Actually, it’s been a wild ride for McGarity. First, he suffered a knee injury — playing pickup basketball — in the spring of 2016 after having an eye-catching summer of 2015 in the Cape Cod (wooden bat) League. Then he rejected bonus-money-to-kill-for from the Yankees, thinking he was worth much more and finally getting less than half the original offer.
Now McGarity has been bothered, off and on, this winter by a pain in his left side. A skiing trip to Big Sky, Mont., probably didn’t help his recovery, not to mention all that golf.
But confidence never has been a problem for McGarity. “My mindset is: If I can get — and stay — healthy, I’m the most capable pitcher I know,” he said last week. “I think I’m as gifted … more gifted … as anyone in the major leagues.”
Of course, talking the talk is one thing. So far, since becoming a relief pitcher during the latter part of an OK four seasons in Blacksburg (9-15, 4.37 ERA), McGarity has some impressive numbers in three pro campaigns. In 55 games (104 innings), he has a 1.90 ERA, with a walks-to-strikeouts ratio of 17 to 128. His WHIP (walks, hits per inning pitched) is 0.98, outstanding especially for someone coming out of the bullpen.
In the summer of 2019 he played for teams at three levels of “A” ball, going 6-6, 2.50, with 57 2/3 innings pitched in 35 games. Not great; not bad either.
Until they hired Briend, it’s possible the Yankees thought about dumping McGarity.
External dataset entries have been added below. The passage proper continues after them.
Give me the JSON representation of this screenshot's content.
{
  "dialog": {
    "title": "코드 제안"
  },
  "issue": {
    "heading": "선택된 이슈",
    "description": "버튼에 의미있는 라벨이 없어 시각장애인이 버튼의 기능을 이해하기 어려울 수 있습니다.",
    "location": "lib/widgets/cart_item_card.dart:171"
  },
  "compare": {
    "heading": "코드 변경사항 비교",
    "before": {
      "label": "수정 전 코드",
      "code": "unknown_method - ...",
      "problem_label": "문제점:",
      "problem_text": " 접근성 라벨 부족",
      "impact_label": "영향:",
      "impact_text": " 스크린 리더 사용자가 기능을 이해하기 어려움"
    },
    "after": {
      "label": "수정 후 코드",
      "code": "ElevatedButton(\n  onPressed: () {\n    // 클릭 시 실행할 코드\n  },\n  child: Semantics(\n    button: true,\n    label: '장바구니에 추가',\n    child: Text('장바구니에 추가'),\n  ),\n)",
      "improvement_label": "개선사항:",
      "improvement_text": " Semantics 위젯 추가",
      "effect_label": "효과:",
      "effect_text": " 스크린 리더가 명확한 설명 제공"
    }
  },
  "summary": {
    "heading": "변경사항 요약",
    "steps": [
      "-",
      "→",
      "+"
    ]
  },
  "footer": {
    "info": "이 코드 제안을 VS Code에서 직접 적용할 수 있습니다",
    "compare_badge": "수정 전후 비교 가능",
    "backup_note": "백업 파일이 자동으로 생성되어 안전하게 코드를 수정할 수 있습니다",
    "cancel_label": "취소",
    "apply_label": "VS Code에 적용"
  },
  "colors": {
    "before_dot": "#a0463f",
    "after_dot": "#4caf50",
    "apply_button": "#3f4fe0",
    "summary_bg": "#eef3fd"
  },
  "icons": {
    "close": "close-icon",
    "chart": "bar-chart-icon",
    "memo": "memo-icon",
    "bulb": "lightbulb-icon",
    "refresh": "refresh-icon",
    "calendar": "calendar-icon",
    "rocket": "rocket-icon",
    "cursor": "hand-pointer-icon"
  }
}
He still isn’t on their 40-man major league roster, and they didn’t protect him from being taken by another team in the Rule 5 draft, designed to keep teams from stockpiling young players with MLB potential.
That, suggested his agent, Richmonder Jeff Beck, was disappointing if not totally surprising. The Yankees are said to be stocked with strong, young arms. Beck, who has represented major league players, says his client has the right stuff to reach the big leagues … “if he can stay healthy.”
At this point, McGarity at least understands the uncertainties of professional pitch-and-catch. He’s realistic enough to recognize, like any of the Yankees’ 150 or so minor leaguers, he could be out of a job at any time.
“Spring training is set up so it’s a tryout every year,” he said. “You have no idea which team you’re going to make. I could throw my first bullpen when I get down there ... and they could cut me loose.”
Yankees farmhands have been told to report April 1 in Tampa, Fla., “and be ready to rock and roll,” McGarity said.
At the moment, subject to change, he’s been assigned to the new Hudson Valley Renegades of the new High-A East League, with 12 teams in seven states from New York to Georgia.
Beck, who was his Tuckahoe Little League coach, thinks McGarity should be in Triple-A this year, Double-A at least. “He’s that good,” Beck said. “I think the Yankees know that, too.”
Born in Allentown, Pa., coming to the Short Pump area in 1999 when his father changed jobs, McGarity first showed everyone how really good he could be in 2015 when he was dazzling as a reliever in the Cape Cod League, arguably the best of the summer competition. In 11 games (13 innings), he struck out 19, walked none, allowing three earned runs, with a 1.38 ERA. His WHIP was a glossy 0.615.
The Yankees were so impressed they told McGarity they planned to take him in the fourth or fifth round of the next draft. How much did he think he was worth? Offered a signing bonus of $400,000, McGarity held out for $600,000.
“I thought I deserved more,” he said. “I was coming off a good year in Cape Cod, which is the best league for showcasing your talent. I played with three or four guys … who got bonuses of $1.2 million, $800,000, $600,000 … and I played just as well … I was equivalent to them.”
The Yankees disagreed, and McGarity wound up being drafted in the 34th round by the Red Sox. He went back to school, had what he called “an average year,” and, in 2017, was drafted again by the Yankees, this time in the 15th round and accepted a $125,000 bonus. “I lost a little money, you could say,” McGarity said. Yeah, like $275,000. What the heck! It’s only money.
Understand, until you make the big club, it’s all about how much they’re willing to pay up front. McGarity’s take-home with a short-season “A” team was $1,250 a month. He can make more working at your friendly, local golf course.
“Minor league salary is nothing compared to just about any other job in America,” he said. “You live off your bonus and stipends they give you for food and living expenses. It’s a high-stress job especially if you are married [he isn’t]. Guys with families … I feel for them. They really feel the pressure.”
McGarity faces an uncertain future. The year off has left a lot of questions.
“I am a little concerned how I’ll compare with the other guys, with the cutting of teams and shrinking of opportunities and all that,” McGarity said. “At the same time, what can I do about it? My side hurts, but who cares? Other guys have dealt with worse. All I can do is go down there [Tampa], keep my chin up and perform, do what I’m capable of doing.”
Then, before starting his next shift at SCGC, McGarity added, “I’m chasing a dream … and if it fails, it fails. I’ll be able to rest my head on the pillow, knowing I gave it my best … and had a great time doing it.”